The Masks We Wear: Energy, Leadership, and the Cost of Performance
- Janice Perkins - Capacity

- 20 hours ago
- 4 min read

In a recent training with young new professionals, the concept of “fake it ‘til you make it”
surfaced and began a robust discussion on wearing masks and the appropriate nature
of them.
What started as a conversation about confidence quickly turned into something much
deeper.
Why do we wear masks?
Which masks are healthy?
At what point does adaptation become exhaustion?
From young professionals to seasoned executives, taking an annual stock of our masks
and the purposes they serve is a healthy exercise in energy management.
Because whether we realize it or not, we all wear them.
Not literal masks, but emotional, relational, and professional ones.
We wear masks to hide insecurity.
To conceal what we do not yet know.
To appear stronger than we feel.
To protect ourselves from judgment, rejection, embarrassment, or exposure.
Sometimes the mask is confidence.
Sometimes it is certainty.
Sometimes it is positivity.
Sometimes it is silence.
Sometimes it is professionalism.
Sometimes it is being “fine.”
And in many professional environments, mask wearing is rewarded.
We praise composure.
We admire certainty.
We promote confidence.
We normalize emotional suppression.
Many of us learned early that certain versions of ourselves were safer, more acceptable,
or more valuable than others. So we learned to adapt.
To fit the room.
To survive the culture.
To earn credibility.
To protect ourselves.
This is not a criticism of masks.
Masks can serve an important purpose.
A young professional stepping into their first leadership meeting may need to “borrow
confidence” until they develop it internally. A new manager may intentionally project
calmness while learning emotional regulation under pressure. A speaker may wear
certainty while still battling internal fear.

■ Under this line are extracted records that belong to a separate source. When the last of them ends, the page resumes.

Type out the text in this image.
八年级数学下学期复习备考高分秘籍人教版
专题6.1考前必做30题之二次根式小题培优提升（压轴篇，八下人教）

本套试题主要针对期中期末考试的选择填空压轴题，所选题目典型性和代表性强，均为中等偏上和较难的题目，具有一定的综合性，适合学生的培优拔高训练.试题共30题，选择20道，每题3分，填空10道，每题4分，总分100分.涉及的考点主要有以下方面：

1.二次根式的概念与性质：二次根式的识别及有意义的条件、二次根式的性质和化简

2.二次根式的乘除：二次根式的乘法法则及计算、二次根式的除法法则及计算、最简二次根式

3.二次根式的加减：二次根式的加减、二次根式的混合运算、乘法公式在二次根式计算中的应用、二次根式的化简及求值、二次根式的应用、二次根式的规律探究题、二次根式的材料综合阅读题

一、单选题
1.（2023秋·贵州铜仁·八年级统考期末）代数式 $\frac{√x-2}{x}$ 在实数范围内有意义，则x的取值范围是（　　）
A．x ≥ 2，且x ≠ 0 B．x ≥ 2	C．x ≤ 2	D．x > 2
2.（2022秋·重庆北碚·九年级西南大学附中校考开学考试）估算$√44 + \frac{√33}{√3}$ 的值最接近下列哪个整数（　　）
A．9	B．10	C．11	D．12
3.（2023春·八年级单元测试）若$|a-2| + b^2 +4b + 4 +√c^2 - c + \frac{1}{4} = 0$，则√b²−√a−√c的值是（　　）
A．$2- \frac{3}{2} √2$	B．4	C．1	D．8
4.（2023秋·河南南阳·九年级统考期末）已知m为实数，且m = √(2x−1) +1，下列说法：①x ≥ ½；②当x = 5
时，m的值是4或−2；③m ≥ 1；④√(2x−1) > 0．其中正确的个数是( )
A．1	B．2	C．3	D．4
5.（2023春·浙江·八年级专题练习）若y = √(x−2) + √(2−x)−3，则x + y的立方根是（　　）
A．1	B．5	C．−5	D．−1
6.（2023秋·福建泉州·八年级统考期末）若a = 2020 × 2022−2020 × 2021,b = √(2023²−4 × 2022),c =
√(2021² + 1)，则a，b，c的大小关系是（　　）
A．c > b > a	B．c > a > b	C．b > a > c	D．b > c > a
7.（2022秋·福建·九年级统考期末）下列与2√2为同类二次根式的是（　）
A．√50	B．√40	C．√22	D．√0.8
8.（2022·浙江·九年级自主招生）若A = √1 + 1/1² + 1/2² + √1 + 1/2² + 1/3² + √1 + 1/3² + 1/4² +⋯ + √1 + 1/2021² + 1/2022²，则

Sometimes the mask becomes practice.
And practice becomes identity.
There are moments in life where the temporary use of a mask helps us grow into a
healthier, stronger version of ourselves.
This is adaptation at its best.
The problem is not the existence of masks.
The problem is forgetting we are wearing one.
Because when masks become a necessity, they become exhausting.
You can often spot extensive mask wearing through its symptoms:
Snapping at loved ones after returning home from work
Emotional exhaustion from ordinary interactions
Feeling disconnected from yourself
Incongruent 360 reviews in organizations
Feeling like you are constantly performing instead of simply existing
Feeling resentment toward environments where you no longer feel safe enough
to be real
The human nervous system was not designed to sustain ongoing emotional
incongruence. Eventually, the gap between who we are and who we project begins to
drain our energy.
And energy is one of the greatest leadership currencies we have.
Many leaders believe they have a time management problem when they actually have
an energy management problem.
Performance is expensive.
Authenticity is sustainable.
One of the healthiest exercises we can do is identify the masks we wear and examine
them honestly.
I recently created a simple reflection exercise around masking to help leaders think
through this more intentionally.
The exercise asks several deceptively simple questions:
Where am I being a “should”?
Where do I feel pressure to show up?
Where am I pretending to be something I am not?
Where do I feel exhausted?
From there, you identify the mask itself, the situation where it appears, who it impacts,
and most importantly, the energy cost associated with maintaining it.
One of the most revealing parts of the exercise is rating each mask on a scale from 1 to
10 based on how much energy it takes to hold it up.
Some masks cost us very little.
Others consume us.
A leader who constantly wears certainty may privately feel terrified.
A parent wearing strength may secretly feel depleted.
An employee wearing agreeableness may quietly resent everyone around them.
A high achiever wearing perfectionism may never feel safe enough to rest.
The greater the energy demand, the more important the reflection becomes.
Because eventually, if we are not careful, we stop knowing where the mask ends and
we begin.
One of the most dangerous things about excessive mask wearing is that it often looks
successful from the outside.
People may praise your composure while you are internally exhausted.
They may admire your professionalism while you feel emotionally numb.
They may describe you as dependable while you privately feel unseen.
This is why self-awareness matters.
Not every mask is harmful.
But every mask should be examined.
The critical question becomes:
Is this mask helping me adapt, or helping me hide?
And equally important:
Is the cost of wearing this mask detrimental to me or others?
Some masks create safety.
Others create distance.
Some create maturity.
Others create disconnection.
Some are temporary tools.
Others become prisons.
Leadership and emotional maturity require the courage to periodically remove the mask
and examine what remains underneath.
Not because vulnerability is trendy.
But because authenticity is less exhausting than performance over time.
The goal is not to stop wearing masks entirely.
Perhaps the goal is learning which masks still serve growth, which ones were built for
survival, and which ones are quietly costing us our energy, relationships, and sense of
self.
Because eventually, the healthiest leaders are not the ones holding themselves together
the tightest.
They are the ones who no longer have to work so hard to hold themselves up at all.